Please Click on images to enlarge. 

They are closely related to both Osmia bicolor the Two Coloured Mason Bee and Osmia rufa, the Red Mason Bee and they behave in much the same manner. The female builds a nest in an elongated hole, often in an old branch or some other piece of timber. The majority of the holes are between 5 to 8 mm in diameter and the nest is formed with a series of cells separated by clay partitions. Each cell contains a food reserve formed by a ball of pollen and nectar, on which an egg is laid. If the gallery is too long, a dirt cap is raised by the female to reduce its size. As a generalist pollen collector they will use what ever is available according to season, this is taken to the nest and mixed with regurgitated nectar to make the so called bee bread which is made into a pellet stuffed into the cavity.  When the cell is half full following 10 to 30 trips, the female lays an egg and builds a front wall with some clay and then repeats this until the tunnel is full with up to 15 eggs and then seals the outside with a clay plug. She repeats this for about two months building one nest after the other.

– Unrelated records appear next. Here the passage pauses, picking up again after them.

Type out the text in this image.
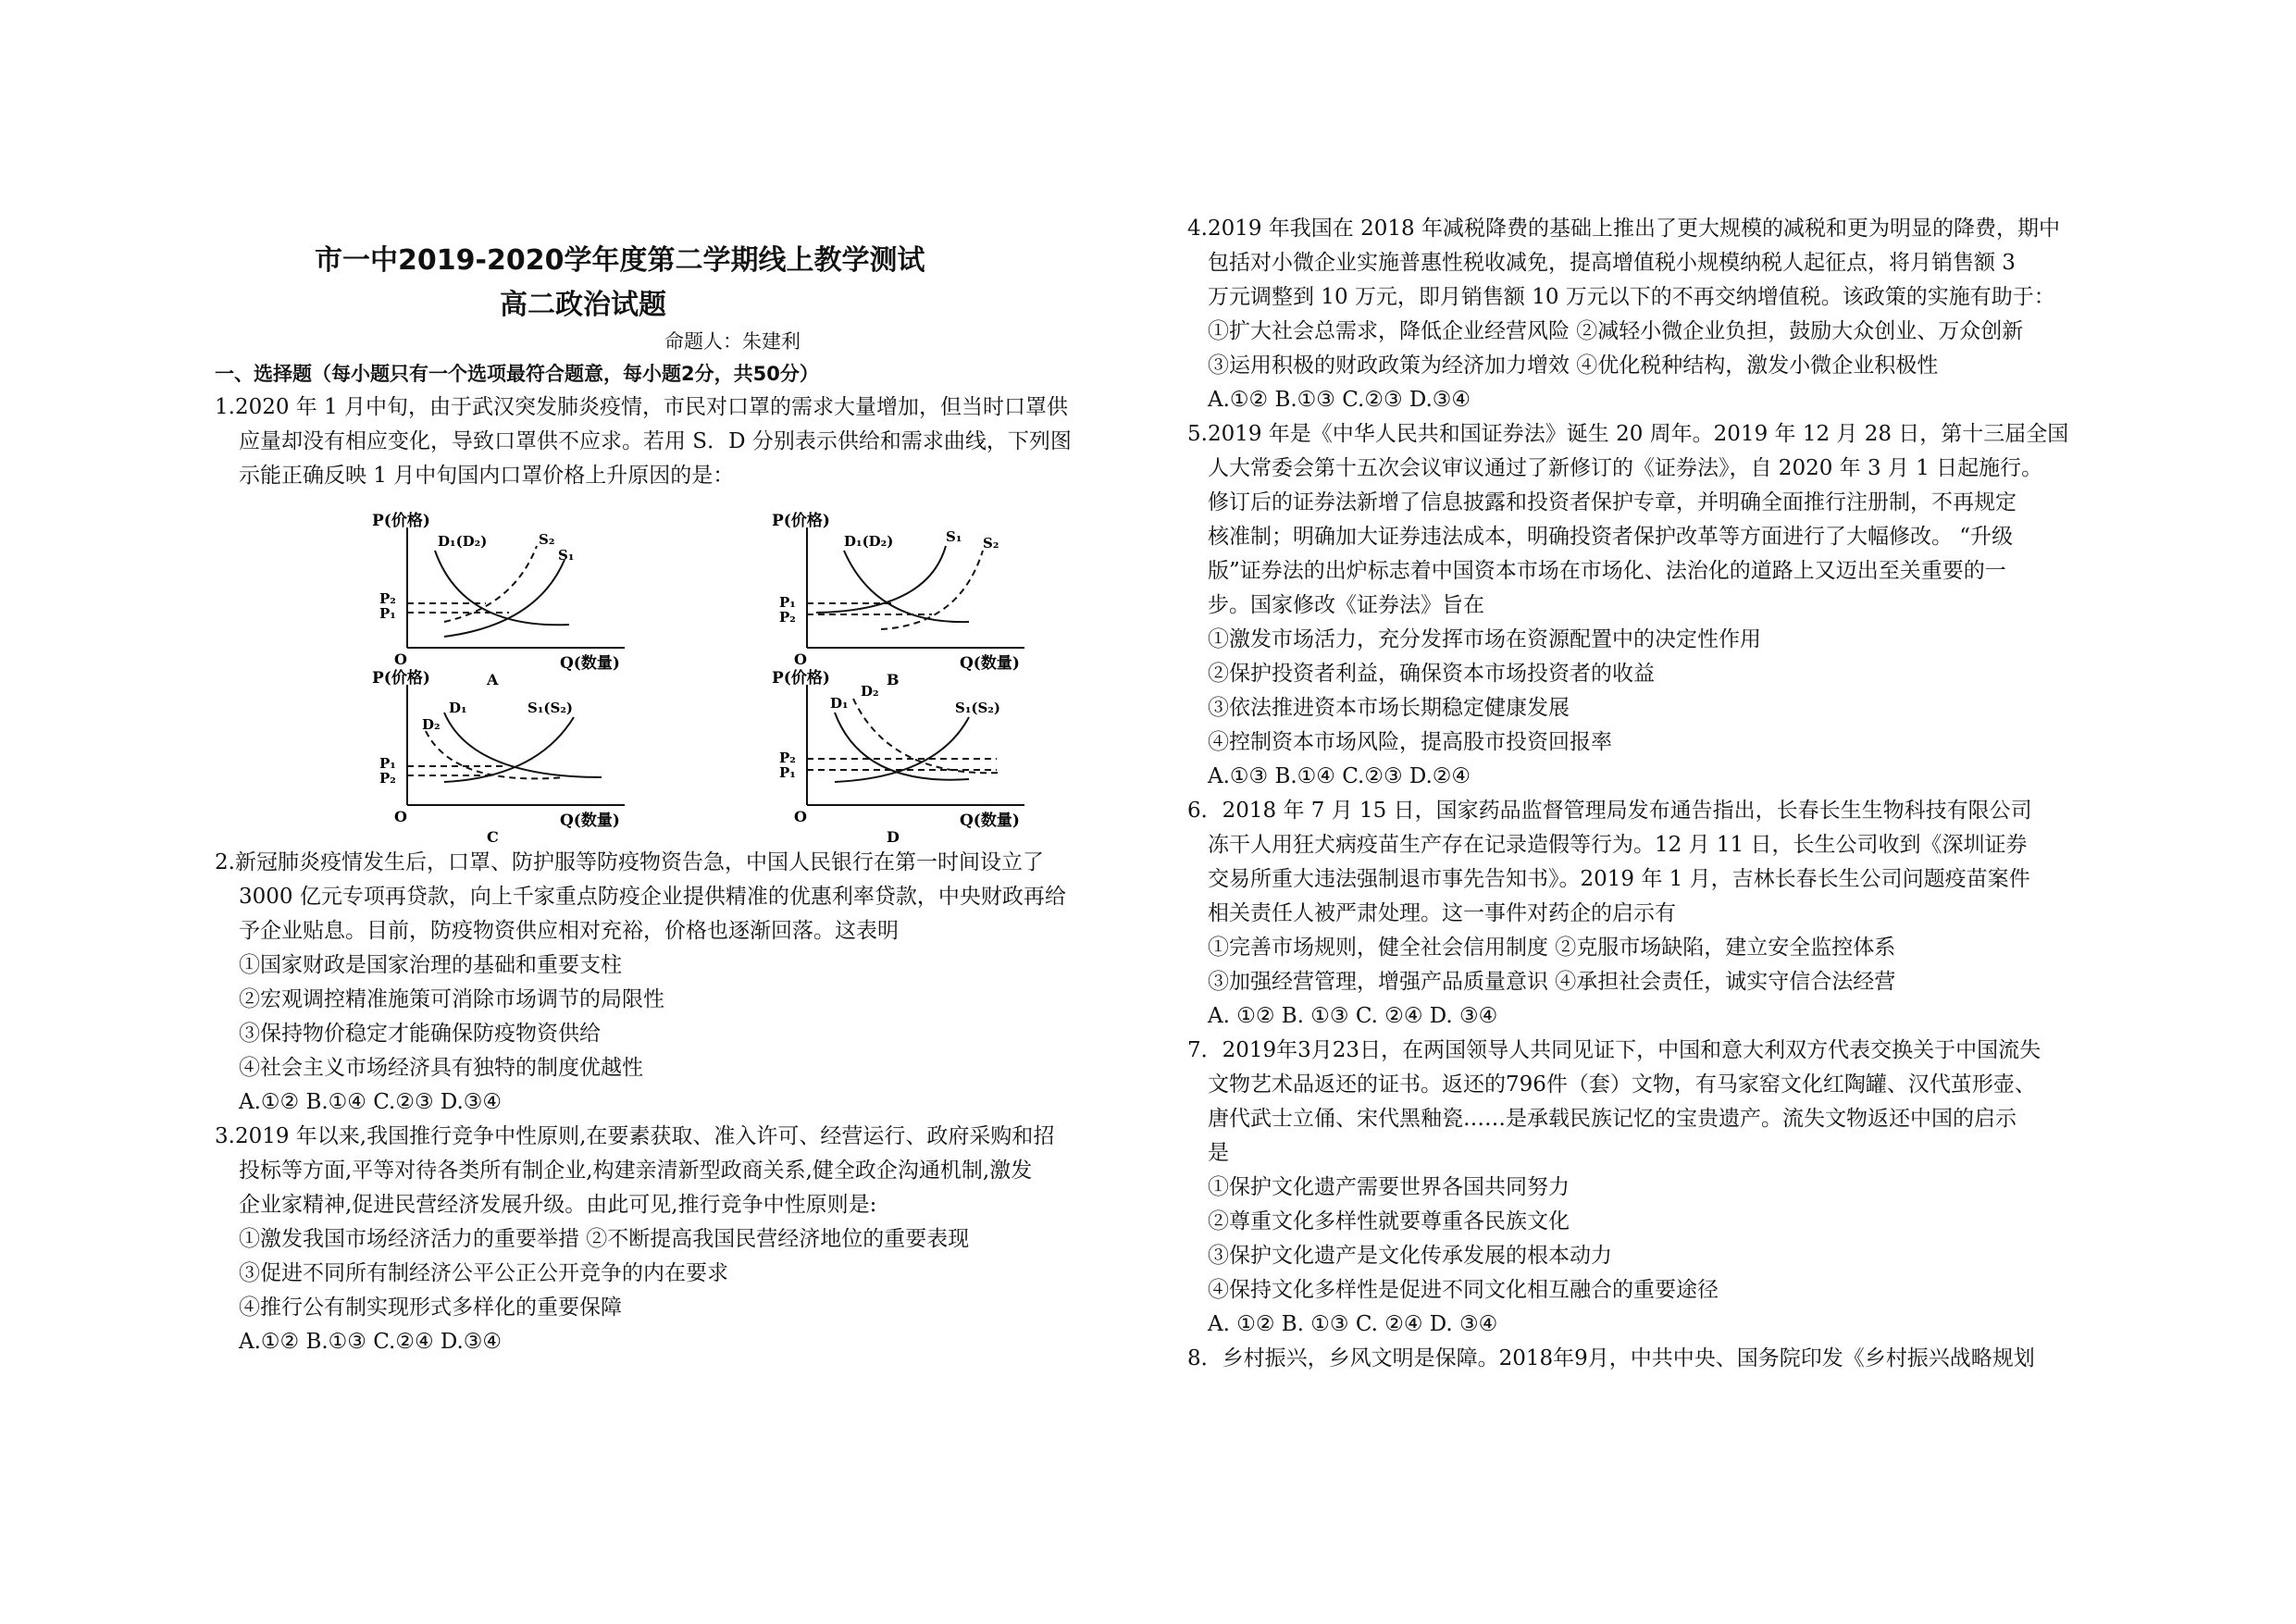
市一中2019-2020学年度第二学期线上教学测试
高二政治试题
命题人：朱建利
一、选择题（每小题只有一个选项最符合题意，每小题2分，共50分）
1.2020 年 1 月中旬，由于武汉突发肺炎疫情，市民对口罩的需求大量增加，但当时口罩供
应量却没有相应变化，导致口罩供不应求。若用 S．D 分别表示供给和需求曲线，下列图
示能正确反映 1 月中旬国内口罩价格上升原因的是：
2.新冠肺炎疫情发生后，口罩、防护服等防疫物资告急，中国人民银行在第一时间设立了
3000 亿元专项再贷款，向上千家重点防疫企业提供精准的优惠利率贷款，中央财政再给
予企业贴息。目前，防疫物资供应相对充裕，价格也逐渐回落。这表明
①国家财政是国家治理的基础和重要支柱
②宏观调控精准施策可消除市场调节的局限性
③保持物价稳定才能确保防疫物资供给
④社会主义市场经济具有独特的制度优越性
A.①② B.①④ C.②③ D.③④
3.2019 年以来,我国推行竞争中性原则,在要素获取、准入许可、经营运行、政府采购和招
投标等方面,平等对待各类所有制企业,构建亲清新型政商关系,健全政企沟通机制,激发
企业家精神,促进民营经济发展升级。由此可见,推行竞争中性原则是:
①激发我国市场经济活力的重要举措 ②不断提高我国民营经济地位的重要表现
③促进不同所有制经济公平公正公开竞争的内在要求
④推行公有制实现形式多样化的重要保障
A.①② B.①③ C.②④ D.③④
4.2019 年我国在 2018 年减税降费的基础上推出了更大规模的减税和更为明显的降费，期中
包括对小微企业实施普惠性税收减免，提高增值税小规模纳税人起征点，将月销售额 3
万元调整到 10 万元，即月销售额 10 万元以下的不再交纳增值税。该政策的实施有助于：
①扩大社会总需求，降低企业经营风险 ②减轻小微企业负担，鼓励大众创业、万众创新
③运用积极的财政政策为经济加力增效 ④优化税种结构，激发小微企业积极性
A.①② B.①③ C.②③ D.③④
5.2019 年是《中华人民共和国证券法》诞生 20 周年。2019 年 12 月 28 日，第十三届全国
人大常委会第十五次会议审议通过了新修订的《证券法》，自 2020 年 3 月 1 日起施行。
修订后的证券法新增了信息披露和投资者保护专章，并明确全面推行注册制，不再规定
核准制；明确加大证券违法成本，明确投资者保护改革等方面进行了大幅修改。 “升级
版”证券法的出炉标志着中国资本市场在市场化、法治化的道路上又迈出至关重要的一
步。国家修改《证券法》旨在
①激发市场活力，充分发挥市场在资源配置中的决定性作用
②保护投资者利益，确保资本市场投资者的收益
③依法推进资本市场长期稳定健康发展
④控制资本市场风险，提高股市投资回报率
A.①③ B.①④ C.②③ D.②④
6．2018 年 7 月 15 日，国家药品监督管理局发布通告指出，长春长生生物科技有限公司
冻干人用狂犬病疫苗生产存在记录造假等行为。12 月 11 日，长生公司收到《深圳证券
交易所重大违法强制退市事先告知书》。2019 年 1 月，吉林长春长生公司问题疫苗案件
相关责任人被严肃处理。这一事件对药企的启示有
①完善市场规则，健全社会信用制度 ②克服市场缺陷，建立安全监控体系
③加强经营管理，增强产品质量意识 ④承担社会责任，诚实守信合法经营
A. ①② B. ①③ C. ②④ D. ③④
7．2019年3月23日，在两国领导人共同见证下，中国和意大利双方代表交换关于中国流失
文物艺术品返还的证书。返还的796件（套）文物，有马家窑文化红陶罐、汉代茧形壶、
唐代武士立俑、宋代黑釉瓷……是承载民族记忆的宝贵遗产。流失文物返还中国的启示
是
①保护文化遗产需要世界各国共同努力
②尊重文化多样性就要尊重各民族文化
③保护文化遗产是文化传承发展的根本动力
④保持文化多样性是促进不同文化相互融合的重要途径
A. ①② B. ①③ C. ②④ D. ③④
8．乡村振兴，乡风文明是保障。2018年9月，中共中央、国务院印发《乡村振兴战略规划
P(价格)
Q(数量)
O
A
D₁(D₂)	S₂
S₁
P₂
P₁
P(价格)
Q(数量)
O
B
D₁(D₂)	S₁ S₂
P₁
P₂
P(价格)
Q(数量)
O
C
D₁
D₂
S₁(S₂)
P₁
P₂
P(价格)
Q(数量)
O
D
D₁
D₂
S₁(S₂)
P₂
P₁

When the eggs hatch the one that were laid first which are to be females develop more slowly. When fully grown the larva spins a light brown thread cocoon and transforms into a pupa.

The bee is fully formed in late summer but remains where it is until the following spring.

The mortality rate is very high; perhaps 60% or more never get to fly and in part this is caused by Cocoxenus indagator, is which a ‘fruit fly’ and a cleptoparasite of Osmia species that lays its own eggs in the bees nest when the bee is away foraging. Having said that it’s built in to the numbers of eggs produced so nothing to be concerned about as long as the habitat requirements are met. 

Places used for nests include - Hollow stems; Galleries in walls, soft stones or soil; Gaps in window frames and drainage holes; Old galleries dug by other species of Hymenoptera; Natural or artificial galleries in timber with holes of a diameter of 8 to 10 mm; Sometimes even snail shells as with Osmia Bicolor. Galleries are thoroughly cleaned before any eggs are laid and can be used almost indefinitely. All of these locations are available at our place and with no chemicals or poisons they should go on to thrive.

Definitely one to look out for in France.